Investing.com - Germany’s lower house of parliament, the Bundestag, has voted in favor of several changes to the country’s constitution that would allow for a loosening in fiscal rules and pave the way for new investments on defense and infrastructure .
The closely-monitored vote on Tuesday passed with 513 MPs in favor of the amendments and 207 against them. A required 489 votes, or a two-thirds majority, was required for the reforms to go ahead.
Chancellor-in-waiting Friedrich Merz’s conservatives as well as the center-left Social Democrats and the Greens party backed the measure. The three had hashed out an agreement in principle last week, with the window to pass the legislation before a new parliament begins its first session on March 25 closing.

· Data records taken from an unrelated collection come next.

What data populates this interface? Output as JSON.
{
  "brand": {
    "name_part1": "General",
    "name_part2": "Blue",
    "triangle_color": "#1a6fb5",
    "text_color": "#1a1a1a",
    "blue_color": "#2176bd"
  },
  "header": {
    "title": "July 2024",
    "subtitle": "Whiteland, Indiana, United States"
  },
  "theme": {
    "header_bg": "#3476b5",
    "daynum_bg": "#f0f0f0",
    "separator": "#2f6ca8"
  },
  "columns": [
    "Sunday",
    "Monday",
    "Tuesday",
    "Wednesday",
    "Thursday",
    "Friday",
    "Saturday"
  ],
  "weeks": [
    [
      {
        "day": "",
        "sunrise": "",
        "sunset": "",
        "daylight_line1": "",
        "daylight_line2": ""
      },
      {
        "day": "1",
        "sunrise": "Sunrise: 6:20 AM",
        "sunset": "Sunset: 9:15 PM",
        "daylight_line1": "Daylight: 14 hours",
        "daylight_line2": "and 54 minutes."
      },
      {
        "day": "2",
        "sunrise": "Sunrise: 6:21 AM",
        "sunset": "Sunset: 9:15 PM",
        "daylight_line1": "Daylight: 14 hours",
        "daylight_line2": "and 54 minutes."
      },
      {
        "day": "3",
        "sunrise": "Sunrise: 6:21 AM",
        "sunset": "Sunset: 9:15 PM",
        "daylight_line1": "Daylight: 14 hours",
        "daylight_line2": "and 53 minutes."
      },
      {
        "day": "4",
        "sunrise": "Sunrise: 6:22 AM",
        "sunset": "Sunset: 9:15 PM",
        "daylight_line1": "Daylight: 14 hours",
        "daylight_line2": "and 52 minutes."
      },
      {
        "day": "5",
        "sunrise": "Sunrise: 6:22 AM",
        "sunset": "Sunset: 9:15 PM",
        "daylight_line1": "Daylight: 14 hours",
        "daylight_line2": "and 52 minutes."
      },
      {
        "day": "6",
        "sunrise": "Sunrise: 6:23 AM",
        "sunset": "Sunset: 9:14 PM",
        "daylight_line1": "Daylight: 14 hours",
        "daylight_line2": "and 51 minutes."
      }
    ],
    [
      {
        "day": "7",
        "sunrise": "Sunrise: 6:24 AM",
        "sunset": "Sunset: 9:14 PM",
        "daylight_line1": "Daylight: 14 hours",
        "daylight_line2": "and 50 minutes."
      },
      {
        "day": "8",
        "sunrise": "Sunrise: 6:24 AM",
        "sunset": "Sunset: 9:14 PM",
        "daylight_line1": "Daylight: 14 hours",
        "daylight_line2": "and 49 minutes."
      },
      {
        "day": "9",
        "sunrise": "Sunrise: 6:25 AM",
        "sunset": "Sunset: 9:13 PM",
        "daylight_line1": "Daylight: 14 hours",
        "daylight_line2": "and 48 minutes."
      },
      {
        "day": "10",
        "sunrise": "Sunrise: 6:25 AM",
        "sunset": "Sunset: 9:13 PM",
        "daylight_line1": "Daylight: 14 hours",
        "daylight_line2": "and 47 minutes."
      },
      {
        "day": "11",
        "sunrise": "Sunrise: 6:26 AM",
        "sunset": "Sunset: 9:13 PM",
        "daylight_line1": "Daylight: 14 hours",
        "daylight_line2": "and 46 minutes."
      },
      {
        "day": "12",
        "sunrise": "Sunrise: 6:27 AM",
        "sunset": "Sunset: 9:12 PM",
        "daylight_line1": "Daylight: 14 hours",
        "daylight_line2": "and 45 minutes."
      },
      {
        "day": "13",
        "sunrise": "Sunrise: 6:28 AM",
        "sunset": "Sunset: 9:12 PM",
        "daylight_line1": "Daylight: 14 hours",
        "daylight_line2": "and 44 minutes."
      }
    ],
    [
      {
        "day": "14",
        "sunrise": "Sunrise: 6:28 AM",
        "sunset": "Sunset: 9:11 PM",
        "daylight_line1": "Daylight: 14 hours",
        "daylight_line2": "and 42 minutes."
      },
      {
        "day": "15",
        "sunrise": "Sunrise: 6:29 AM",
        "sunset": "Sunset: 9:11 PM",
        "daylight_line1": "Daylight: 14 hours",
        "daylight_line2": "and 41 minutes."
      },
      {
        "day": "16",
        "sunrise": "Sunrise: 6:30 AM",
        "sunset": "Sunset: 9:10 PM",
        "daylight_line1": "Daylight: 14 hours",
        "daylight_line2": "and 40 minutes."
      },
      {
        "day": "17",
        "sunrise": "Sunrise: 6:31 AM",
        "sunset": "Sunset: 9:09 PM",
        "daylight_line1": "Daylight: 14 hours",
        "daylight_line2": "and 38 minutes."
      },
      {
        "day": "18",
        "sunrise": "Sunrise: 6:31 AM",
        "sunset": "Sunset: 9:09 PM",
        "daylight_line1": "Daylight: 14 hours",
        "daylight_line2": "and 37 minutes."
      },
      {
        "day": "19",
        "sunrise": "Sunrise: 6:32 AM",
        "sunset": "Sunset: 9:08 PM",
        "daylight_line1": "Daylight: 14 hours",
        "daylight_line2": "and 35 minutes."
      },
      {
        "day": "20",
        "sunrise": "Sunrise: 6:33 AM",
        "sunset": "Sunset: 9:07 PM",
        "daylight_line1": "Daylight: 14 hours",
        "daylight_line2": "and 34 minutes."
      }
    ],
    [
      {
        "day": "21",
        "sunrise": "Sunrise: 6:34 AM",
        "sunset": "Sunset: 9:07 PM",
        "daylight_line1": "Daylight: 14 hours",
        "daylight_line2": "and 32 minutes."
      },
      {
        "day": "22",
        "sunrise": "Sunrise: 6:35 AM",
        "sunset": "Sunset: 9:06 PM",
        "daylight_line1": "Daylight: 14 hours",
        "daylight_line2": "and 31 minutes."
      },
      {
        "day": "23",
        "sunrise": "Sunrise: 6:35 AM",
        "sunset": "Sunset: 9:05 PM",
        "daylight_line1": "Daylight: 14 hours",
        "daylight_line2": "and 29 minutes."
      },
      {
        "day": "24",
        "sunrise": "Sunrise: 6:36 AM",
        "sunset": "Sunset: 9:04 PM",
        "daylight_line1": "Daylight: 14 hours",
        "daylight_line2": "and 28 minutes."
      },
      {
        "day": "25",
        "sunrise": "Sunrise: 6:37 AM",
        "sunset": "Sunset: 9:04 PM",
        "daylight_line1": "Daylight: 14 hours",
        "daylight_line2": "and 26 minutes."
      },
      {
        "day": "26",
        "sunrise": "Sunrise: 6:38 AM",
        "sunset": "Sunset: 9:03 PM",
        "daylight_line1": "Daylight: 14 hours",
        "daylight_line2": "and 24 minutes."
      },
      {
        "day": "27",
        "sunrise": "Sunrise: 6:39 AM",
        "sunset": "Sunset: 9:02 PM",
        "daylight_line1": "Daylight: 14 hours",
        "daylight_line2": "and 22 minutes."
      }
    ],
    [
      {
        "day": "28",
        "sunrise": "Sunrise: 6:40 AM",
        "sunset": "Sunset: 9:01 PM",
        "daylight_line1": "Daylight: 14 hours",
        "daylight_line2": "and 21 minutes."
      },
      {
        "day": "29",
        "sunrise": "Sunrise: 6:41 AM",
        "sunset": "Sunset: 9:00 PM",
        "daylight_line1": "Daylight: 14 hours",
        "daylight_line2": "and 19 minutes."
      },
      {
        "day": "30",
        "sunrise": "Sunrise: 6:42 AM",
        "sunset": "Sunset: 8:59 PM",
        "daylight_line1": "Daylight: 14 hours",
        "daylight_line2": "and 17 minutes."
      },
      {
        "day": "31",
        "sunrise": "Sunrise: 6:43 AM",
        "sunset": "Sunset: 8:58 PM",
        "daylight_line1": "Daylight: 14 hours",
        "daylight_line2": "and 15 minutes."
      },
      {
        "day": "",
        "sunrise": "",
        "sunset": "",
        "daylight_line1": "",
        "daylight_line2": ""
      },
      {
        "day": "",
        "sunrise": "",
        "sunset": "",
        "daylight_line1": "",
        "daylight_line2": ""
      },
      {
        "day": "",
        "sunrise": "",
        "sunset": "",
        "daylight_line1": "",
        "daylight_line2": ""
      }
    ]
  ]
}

The amendments now go to Germany’s Bundesrat, the upper house of parliament, for a scheduled vote on Friday.
Merz has argued that the moves, which mark a shift away from Germany’s longstanding "debt brake" that placed a cap on borrowing, were particularly necessary to help Europe’s largest economy increase military spending.
Recent comments from President Donald Trump have fueled recent concerns in Europe that the U.S. may not be willing to provide a reliable security backstop in the future.
Optimism about Germany’s fiscal reset plan has helped spur a jump in European stocks, especially the DAX, which has gained more than 16% year to date. On Tuesday, the average moved up by 0.6%.
Germany’s benchmark 10-year bond yield climbed as traders weighed the impact of higher borrowing and spending on inflationary pressures. Yields typically move inversely to prices.